Ingrown toenail is a health concern of patients coming for consult and treatment. Onychocryptosis is the technical medical term for ingrown toenail.
Ingrown toenail is a condition usually present on a big toe. It is caused by a trauma, puncture or constant friction by a portion of nail plate, usually the side part, on the nail fold. Wearing tight-fitting shoes and improper trimming of toenails are risk factors for ingrown toenails.
There is usually pain, swelling, erythema (redness), oftentimes with pus and breakdown of the skin and tissue (flesh) along the side of the nail. In long-standing situation, there is breakdown and thickening of the skin and tissue (flesh) adjacent to the ingrown toenail.
One has to differentiate ingrown toenail from a disease called paronychia that occurs in the big toe and that can present with the same symptoms as those for patients with an ingrown toenail. It is important to differentiate the two as the treatment for the two diseases are not the same. Ingrown toenail may require removal part of the nail whereas paronychia does not, just control of the infection.

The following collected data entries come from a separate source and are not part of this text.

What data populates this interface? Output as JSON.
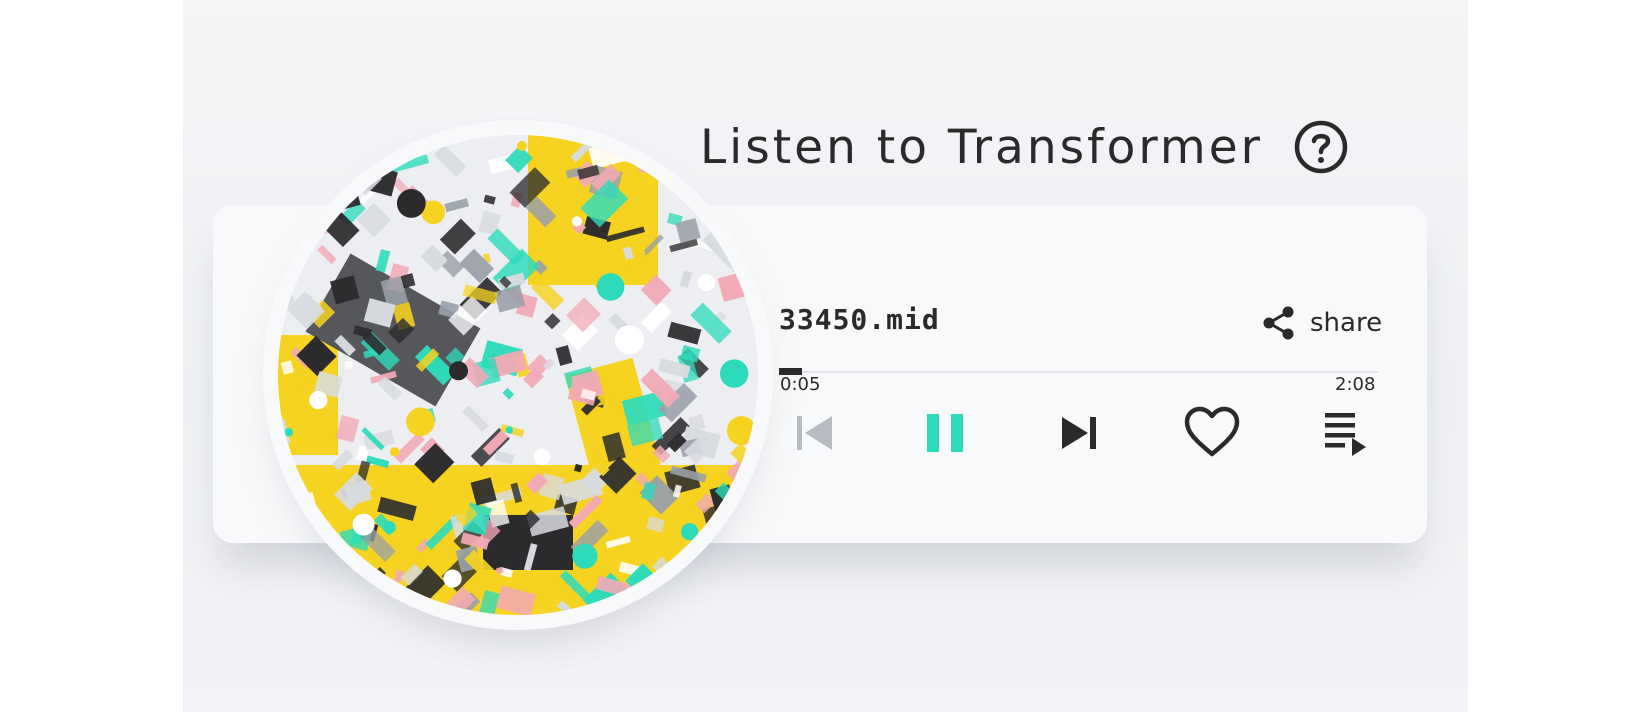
{
  "header": {
    "title": "Listen to Transformer",
    "help_icon": "help-circle-icon"
  },
  "player": {
    "track_name": "33450.mid",
    "share_label": "share",
    "current_time": "0:05",
    "duration": "2:08",
    "progress": 0.039,
    "controls": [
      {
        "name": "previous-button",
        "icon": "skip-previous-icon",
        "enabled": false
      },
      {
        "name": "pause-button",
        "icon": "pause-icon",
        "active": true
      },
      {
        "name": "next-button",
        "icon": "skip-next-icon",
        "enabled": true
      },
      {
        "name": "like-button",
        "icon": "heart-outline-icon"
      },
      {
        "name": "playlist-button",
        "icon": "playlist-play-icon"
      }
    ]
  },
  "colors": {
    "accent": "#2ddbbb",
    "text": "#2a2a2a",
    "disabled": "#b6bcc2",
    "art_yellow": "#f5d320",
    "art_pink": "#f2a9b6",
    "art_dark": "#2b2b2d",
    "art_gray": "#d8dbe0",
    "art_teal": "#2ddbbb"
  },
  "album_art": {
    "icon": "generative-album-art"
  }
}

Paronychia is a skin infection that occurs around the nail. It is caused by an injury to the nail fold (flesh along the side of the nail) by whatever cause except by the nail itself as is the case in ingrown toenail.
In the acute stage, the symptoms of patients with paronychia of the big toe consist of the affected area usually being painful, swollen, red, and at times, contains pus. These are essentially similar to the symptoms presented by patients with ingrown toenails.
A thing that can differentiate the two, short of an operation that examines the real situation under anesthesia, is that paronychia usually resolves within a week’s time with proper control of infection. If the infection is recurrent and there is marked thickening of the flesh adjacent to the nail, then most likely, the culprit is an ingrown toenail.